Information Security Specialist (AI/LegalTech)

TL;DR

Information Security Specialist (AI/LegalTech): Shaping, driving, and scaling governance, risk, and compliance programs within an AI-native legal tech environment with an accent on maintaining ISO 27001, SOC 2 Type II, and ISO 42001 compliance while enabling business agility. Focus on managing the Information Security Management System, conducting risk assessments, coordinating audits, and advising internal and external stakeholders on security risks, especially in modern tech stacks and AI workflows.

Location: Must be based in the United States due to US-specific benefits and legal requirements.

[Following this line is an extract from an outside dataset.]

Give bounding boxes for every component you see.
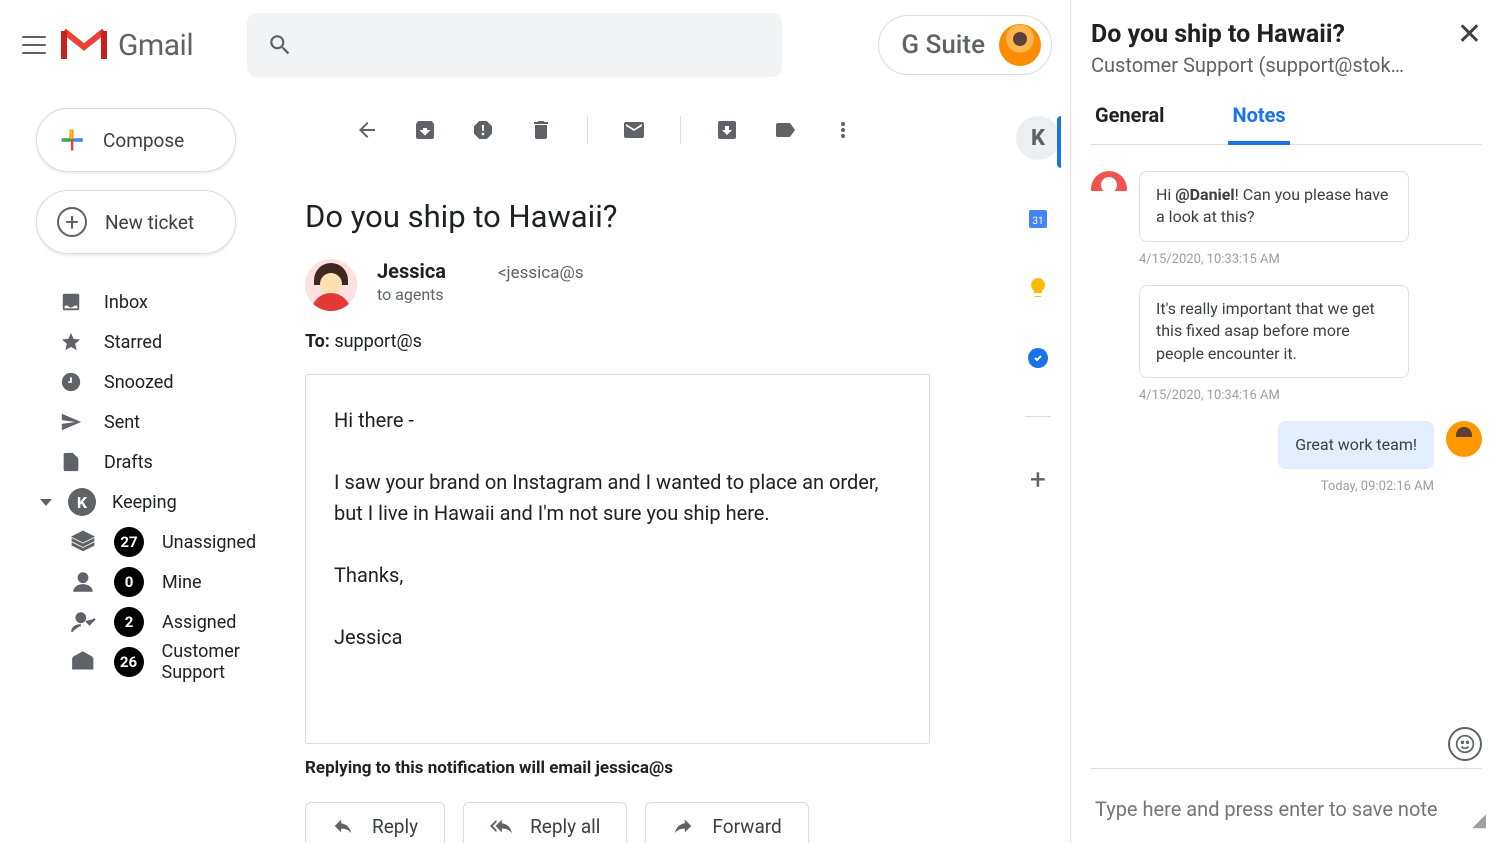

Salary: $170,000–$250,000 USD

Company

hirify.global is an AI-native legal tech company redefining legal work by empowering professionals with intelligent tools and trusted by global firms in over 40 countries.

What you will do

• Own and maintain the Information Security Management System (ISMS) for ISO 27001 and ISO 42001.
• Lead compliance efforts for SOC 2 Type II and support SOX ITGC readiness, mapping processes and establishing IT controls.
• Develop and maintain information security policies aligned with GDPR, ISO 27001, SOC 2, and ISO 42001.
• Conduct regular risk assessments, threat modeling, and gap analyses to prioritize remediation.
• Coordinate internal/external audits, penetration tests, and manage vendor risk through security reviews.
• Act as primary contact for client security questionnaires and support secure AI governance.

Requirements

• 9+ years of experience in GRC, information security, compliance, or audit roles, or as an experienced software engineer transitioning to InfoSec.
• Hands-on experience implementing compliance programs for ISO 27001, SOC 2 Type II, SOX ITGC, NIST 800-53.
• Knowledge of governance frameworks, risk management, and data protection regulations (GDPR, CCPA, ISO 42001).
• Understanding of Zero Trust principles and OWASP Top 10 risks.
• Ability to engage with technical teams on cloud security (Azure), infrastructure-as-code, and AI system security.
• Strong analytical, organizational, and communication skills for technical and non-technical audiences.
• Work authorization in the United States is required.

Nice to have

• Certifications like CISSP, CISM, CISA, or ISO 27001 Lead Auditor.
• Experience with securing AI/ML workflows and building automation with GenAI tools (e.g., Zapier, n8n).

Culture & Benefits

• Comprehensive medical, dental, and vision plans (Aetna, Kaiser Permanente, MetLife, VSP Vision Care).
• Family support including generous parental leave, Maven Clinic, Dependent Care FSA, and One Medical membership.
• 401(K) with generous company match.
• Unlimited PTO and robust voluntary benefits including identity protection and legal coverage.
• Commitment to diversity, equity, and inclusion as an Equal Opportunity Employer.